One day in 2015, Augustine Brian was searching online for human rights resources to educate people in his native Papua New Guinea—one of the remotest nations in the world, where rogue policemen once beat him so badly he couldn’t eat solid food for 10 weeks. When he stumbled on a website offering free human rights information kits, Brian, a health education professional, immediately placed an order.
“I thought it was not real,” he later recalled, adding that he hadn’t expected to receive the order, owing as much to his experiences with online marketing gimmicks as to the isolation of his home village in Southern Highlands Province.
Several days later, however, a package from the United States arrived by courier. To Brian’s great surprise, it contained a DVD (a documentary titled The Story of Human Rights) and an educator’s kit—exactly the kind of information he would later use to communicate with more than 60,000 people in his native province, raising their awareness in their struggle against corruption and bureaucratic high-handedness.
Brian subsequently requested and received a large shipment from the same source—Youth for Human Rights International, a program of United for Human Rights, a nongovernmental organization sponsored by the Church of Scientology. In an average year, the two sister organizations respond to requests for human rights material from organizations in more than 100 countries, thereby bolstering the fundamental rights and freedoms of people regardless of nationality, color or creed.
It’s arguably one of the most important missions on the planet—and its engine is the Church of Scientology International Dissemination and Distribution Center. A sprawling 185,000-square-foot facility on the outskirts of Los Angeles, the “Dissem Center,” as it’s popularly known, houses under one roof not just state-of-the-art digital printing and manufacturing equipment but also the mailing, shipping, warehousing and administrative resources necessary to respond instantly to on-demand requests such as the one from Papua New Guinea 7,000 miles away.

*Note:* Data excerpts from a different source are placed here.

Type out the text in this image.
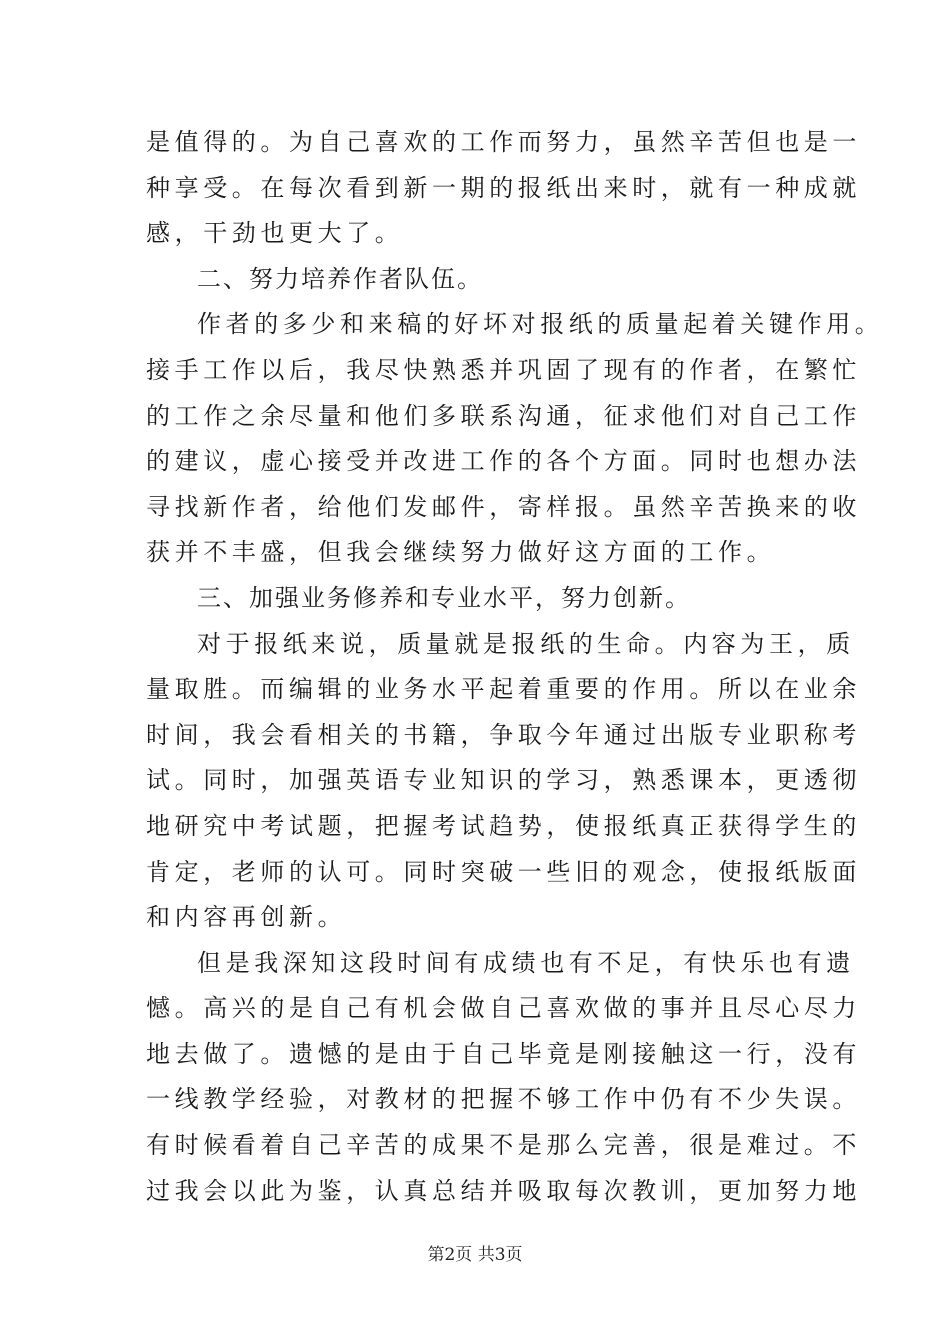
是值得的。为自己喜欢的工作而努力，虽然辛苦但也是一
种享受。在每次看到新一期的报纸出来时，就有一种成就
感，干劲也更大了。
二、努力培养作者队伍。
作者的多少和来稿的好坏对报纸的质量起着关键作用。
接手工作以后，我尽快熟悉并巩固了现有的作者，在繁忙
的工作之余尽量和他们多联系沟通，征求他们对自己工作
的建议，虚心接受并改进工作的各个方面。同时也想办法
寻找新作者，给他们发邮件，寄样报。虽然辛苦换来的收
获并不丰盛，但我会继续努力做好这方面的工作。
三、加强业务修养和专业水平，努力创新。
对于报纸来说，质量就是报纸的生命。内容为王，质
量取胜。而编辑的业务水平起着重要的作用。所以在业余
时间，我会看相关的书籍，争取今年通过出版专业职称考
试。同时，加强英语专业知识的学习，熟悉课本，更透彻
地研究中考试题，把握考试趋势，使报纸真正获得学生的
肯定，老师的认可。同时突破一些旧的观念，使报纸版面
和内容再创新。
但是我深知这段时间有成绩也有不足，有快乐也有遗
憾。高兴的是自己有机会做自己喜欢做的事并且尽心尽力
地去做了。遗憾的是由于自己毕竟是刚接触这一行，没有
一线教学经验，对教材的把握不够工作中仍有不少失误。
有时候看着自己辛苦的成果不是那么完善，很是难过。不
过我会以此为鉴，认真总结并吸取每次教训，更加努力地
第2页 共3页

The Church established the Center in 2010 to fulfill a primary mission: supply the materials of all Church-sponsored humanitarian programs, as a public service, to those who are dealing with the most pressing problems of society. These materials include an array of educational booklets, brochures, manuals, DVDs, posters, banners and fliers, not to mention T-shirts and hats. Fulfilling the mission also includes the necessity of producing materials at a fraction of the cost it would take at outside vendors.